The Supreme Court of the United States was designed to have one Chief Justice and eight Associate Justices. Due to deaths or voluntary retirements, the bench has not always held a full roster, but as of April, 2018, the United States Supreme Court has the full complement of nine members. All justices are proposed by a sitting president and must be approved by the Congress before taking their seat. After confirmation, justices are appointed to their positions for life or until they decide to retire.
TL;DR (Too Long; Didn't Read)
Currently, as of April, 2018, the United States Supreme Court has nine members.
Who is Currently on the Supreme Court?
The current group of Supreme Court justices is a diverse group, both multi-culturally and by gender. The current members of the court include:
- Chief Justice John G. Roberts, Jr., as of September 29, 2005
Justice Anthony M. Kennedy,
as of February 18, 1988 * Justice Clarence Thomas,
as of October 23, 1991 * Justice Ruth Bader Ginsburg,
as of August 10, 1993 * Justice Stephen G. Breyer,
as of August 3, 1994 * Justice Samuel A. Alito, Jr.,
as of January 31, 2006 * Justice Sonia Sotomayor,
as of August 8, 2009 * Justice Elena Kagan,
as of August 7, 2010 * Justice Neal M. Gorsuch,
as of April 10, 2017
Who is the Longest Serving Member of the Supreme Court?
Supreme Court justices are appointed for life, so one might think that they would have careers of many decades.

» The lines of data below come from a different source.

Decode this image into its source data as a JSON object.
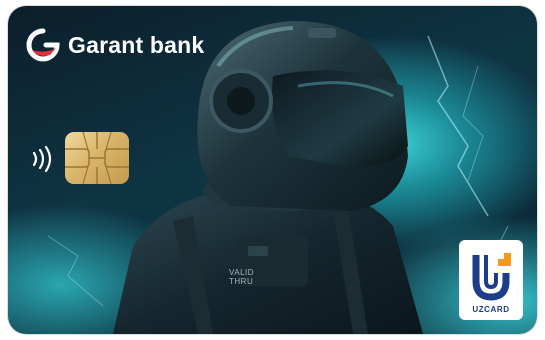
{
  "card": {
    "bank_name": "Garant bank",
    "valid_line1": "VALID",
    "valid_line2": "THRU",
    "network_name": "UZCARD"
  },
  "colors": {
    "logo_red": "#e8313a",
    "network_blue": "#1b3d8a",
    "network_orange": "#f39a1e",
    "chip_gold": "#d9b56a",
    "background_teal": "#1b8c98"
  },
  "icons": {
    "contactless": "contactless-icon",
    "chip": "chip-icon",
    "bank_logo": "garant-bank-logo-icon",
    "network_logo": "uzcard-logo-icon"
  }
}
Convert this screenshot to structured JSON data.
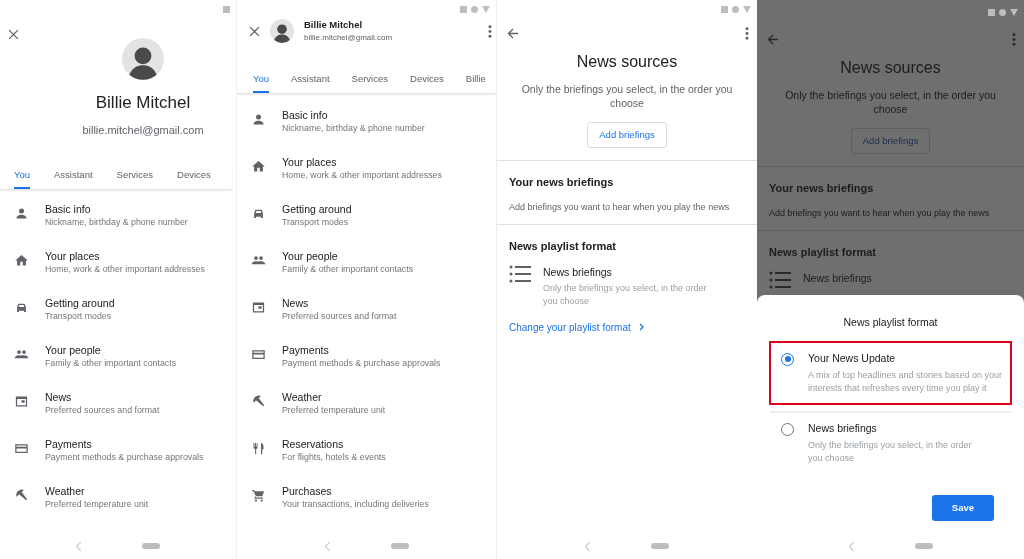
{
  "screens": [
    {
      "kind": "profile",
      "name": "Billie Mitchel",
      "email": "billie.mitchel@gmail.com",
      "tabs": [
        {
          "label": "You",
          "selected": true
        },
        {
          "label": "Assistant",
          "selected": false
        },
        {
          "label": "Services",
          "selected": false
        },
        {
          "label": "Devices",
          "selected": false
        }
      ],
      "items": [
        {
          "kind": "person",
          "title": "Basic info",
          "subtitle": "Nickname, birthday & phone number"
        },
        {
          "kind": "home",
          "title": "Your places",
          "subtitle": "Home, work & other important addresses"
        },
        {
          "kind": "car",
          "title": "Getting around",
          "subtitle": "Transport modes"
        },
        {
          "kind": "people",
          "title": "Your people",
          "subtitle": "Family & other important contacts"
        },
        {
          "kind": "news",
          "title": "News",
          "subtitle": "Preferred sources and format"
        },
        {
          "kind": "card",
          "title": "Payments",
          "subtitle": "Payment methods & purchase approvals"
        },
        {
          "kind": "weather",
          "title": "Weather",
          "subtitle": "Preferred temperature unit"
        }
      ]
    },
    {
      "kind": "profile_compact",
      "name": "Billie Mitchel",
      "email": "billie.mitchel@gmail.com",
      "tabs": [
        {
          "label": "You",
          "selected": true
        },
        {
          "label": "Assistant",
          "selected": false
        },
        {
          "label": "Services",
          "selected": false
        },
        {
          "label": "Devices",
          "selected": false
        },
        {
          "label": "Billie",
          "selected": false
        }
      ],
      "items": [
        {
          "kind": "person",
          "title": "Basic info",
          "subtitle": "Nickname, birthday & phone number"
        },
        {
          "kind": "home",
          "title": "Your places",
          "subtitle": "Home, work & other important addresses"
        },
        {
          "kind": "car",
          "title": "Getting around",
          "subtitle": "Transport modes"
        },
        {
          "kind": "people",
          "title": "Your people",
          "subtitle": "Family & other important contacts"
        },
        {
          "kind": "news",
          "title": "News",
          "subtitle": "Preferred sources and format"
        },
        {
          "kind": "card",
          "title": "Payments",
          "subtitle": "Payment methods & purchase approvals"
        },
        {
          "kind": "weather",
          "title": "Weather",
          "subtitle": "Preferred temperature unit"
        },
        {
          "kind": "restaurant",
          "title": "Reservations",
          "subtitle": "For flights, hotels & events"
        },
        {
          "kind": "cart",
          "title": "Purchases",
          "subtitle": "Your transactions, including deliveries"
        }
      ]
    },
    {
      "kind": "news_sources",
      "title": "News sources",
      "subtitle": "Only the briefings you select, in the order you choose",
      "button": "Add briefings",
      "briefings": {
        "heading": "Your news briefings",
        "text": "Add briefings you want to hear when you play the news"
      },
      "format": {
        "heading": "News playlist format",
        "title": "News briefings",
        "text": "Only the briefings you select, in the order you choose"
      },
      "link": "Change your playlist format"
    },
    {
      "kind": "news_sources_sheet",
      "title": "News sources",
      "subtitle": "Only the briefings you select, in the order you choose",
      "button": "Add briefings",
      "briefings": {
        "heading": "Your news briefings",
        "text": "Add briefings you want to hear when you play the news"
      },
      "format": {
        "heading": "News playlist format",
        "title": "News briefings"
      },
      "sheet": {
        "title": "News playlist format",
        "options": [
          {
            "title": "Your News Update",
            "text": "A mix of top headlines and stories based on your interests that refreshes every time you play it",
            "selected": true,
            "highlighted": true
          },
          {
            "title": "News briefings",
            "text": "Only the briefings you select, in the order you choose",
            "selected": false,
            "highlighted": false
          }
        ],
        "button": "Save"
      }
    }
  ]
}
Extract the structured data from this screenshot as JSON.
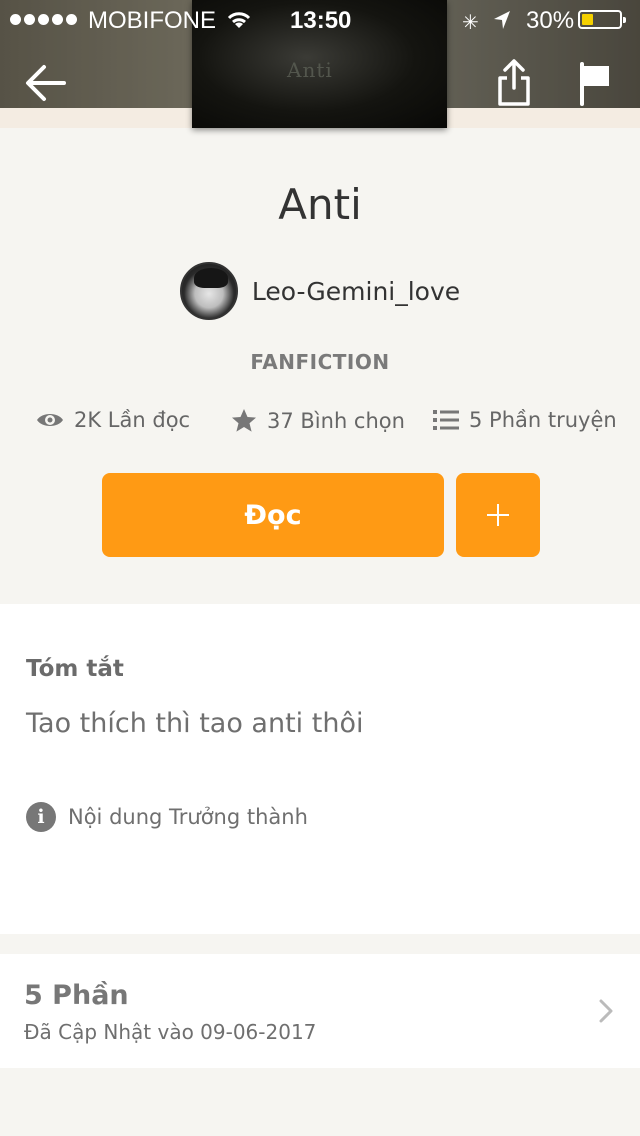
{
  "status_bar": {
    "carrier": "MOBIFONE",
    "time": "13:50",
    "battery_percent": "30%",
    "battery_level": 0.3,
    "signal_bars": 5
  },
  "header": {
    "cover_text": "Anti",
    "back_icon": "arrow-left-icon",
    "share_icon": "share-icon",
    "flag_icon": "flag-icon"
  },
  "story": {
    "title": "Anti",
    "author": "Leo-Gemini_love",
    "category": "FANFICTION",
    "stats": {
      "reads": "2K Lần đọc",
      "votes": "37 Bình chọn",
      "parts": "5 Phần truyện"
    }
  },
  "actions": {
    "read_label": "Đọc",
    "add_icon": "plus-icon"
  },
  "summary": {
    "heading": "Tóm tắt",
    "text": "Tao thích thì tao anti thôi",
    "mature_label": "Nội dung Trưởng thành"
  },
  "parts_section": {
    "count_label": "5 Phần",
    "updated_label": "Đã Cập Nhật vào 09-06-2017"
  },
  "colors": {
    "accent": "#ff9a14",
    "background": "#f6f5f1"
  }
}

The truth is, they generally have long and full legal careers before rising to the level of possible nominee. This cuts down the time they possibly have on the bench.
Justice Anthony M. Kennedy is currently the longest serving member of the Supreme Court. He took his seat on February 18, 1988, giving him a career of just over 30 years.
The longest serving justice in history was Justice William O. Douglas, who served from 1939 to 1975, for a total of 36 years, seven months and eight days.
What is the Salary of a Supreme Court Judge?
Like most federal employees, Supreme Court justices get increases in their salary on an annual basis. As of January, 2018, the Chief Justice of the United States Supreme Court receives $267,000 per year. The other eight Associate Justices receive $255,300 annually.
In addition, all justices are eligible for health care insurance through the Federal Employees Health Benefits Program. They receive an annual three-month recess during which they have no official duties, and they receive a lifetime pension equal to their highest annual salary.